During this time, most newborns are able to crawl to find the breast and latch with little to no help. Babies are ready to breastfeed; we just need to give them enough time and space to do it by themselves. They are born with a hormone called noradrenaline that keeps them awake. This is why it’s essential not to miss this awake window for breastfeeding before they enter a deep sleep for several hours. 

My Top 5 Tips for a Great Start

1. Immediate skin-to-skin contact: Make it a part of your birth plan and inform the professionals that you want your baby placed on you immediately for uninterrupted skin-to-skin contact, allowing other procedures to wait. 

2. Apgar test on your chest or tummy: Apgar score is a simple test to quickly and summarily assess the health of newborn babies immediately after the birth. Some professional still tend to do this test placing the babies on the cot, it’s unnecessary to move the baby to a cot for this purpose. So, request that the Apgar test be conducted with your baby on your chest or tummy. Again, write it down in your breastfeeding plan and tell the professional in advance. 

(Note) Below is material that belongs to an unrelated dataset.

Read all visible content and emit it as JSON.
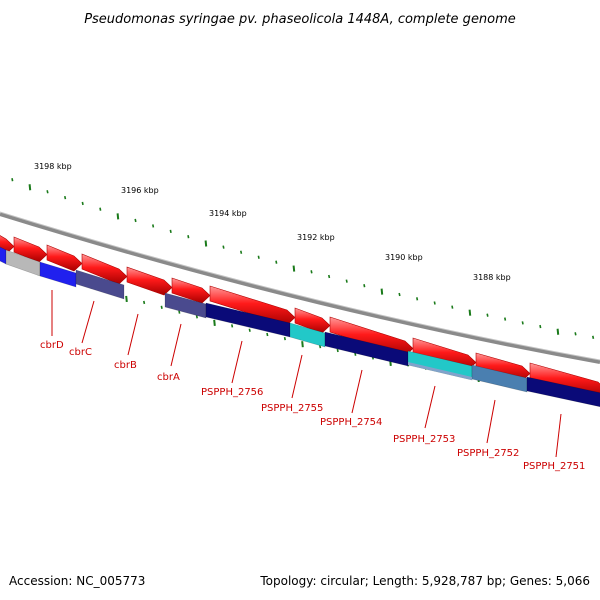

3. Minimise interference: When your baby is placed on your chest or tummy, allow your baby to find the breast, latch, and initiate breastfeeding on their own. While it might be tempting to assist, it’s recommended to let them do it themselves. You can talk to your baby, stroke them, or provide support to prevent them from falling off to the sides. 

4. Avoid rushing: Your baby needs time to adapt to the world outside your womb. Allow them to breathe on their own and recognise you through smell, touch, and your familiar voice. This will create a sense of comfort and security for them. You’ll notice that they will begin moving and crawling toward your breast using their legs. Later on, they will slowly wiggle their way over to your breast and start to lick and open their mouth when they find your nipple and areola. It’s worth noting that the areola darkens during pregnancy to help guide them to the correct latch point. 

5. Mother-baby bonding: The golden hour isn’t just about nourishment; it’s also about connection. Skin-to-skin contact during breastfeeding triggers the release of oxytocin, often called “the love hormone”. This hormone enhances the emotional bond between you and your baby, promoting feelings of closeness and love. 

In conclusion, the golden hour is an incredibly precious time, and initiating breastfeeding during this hour is a practice that can significant impact your baby’s well-being. That’s why it’s important to consult an IBCLC qualified lactation consultant to individualise your case and create the best breastfeeding plan for you. It’s a magical time for a reason, and the benefits are immeasurable.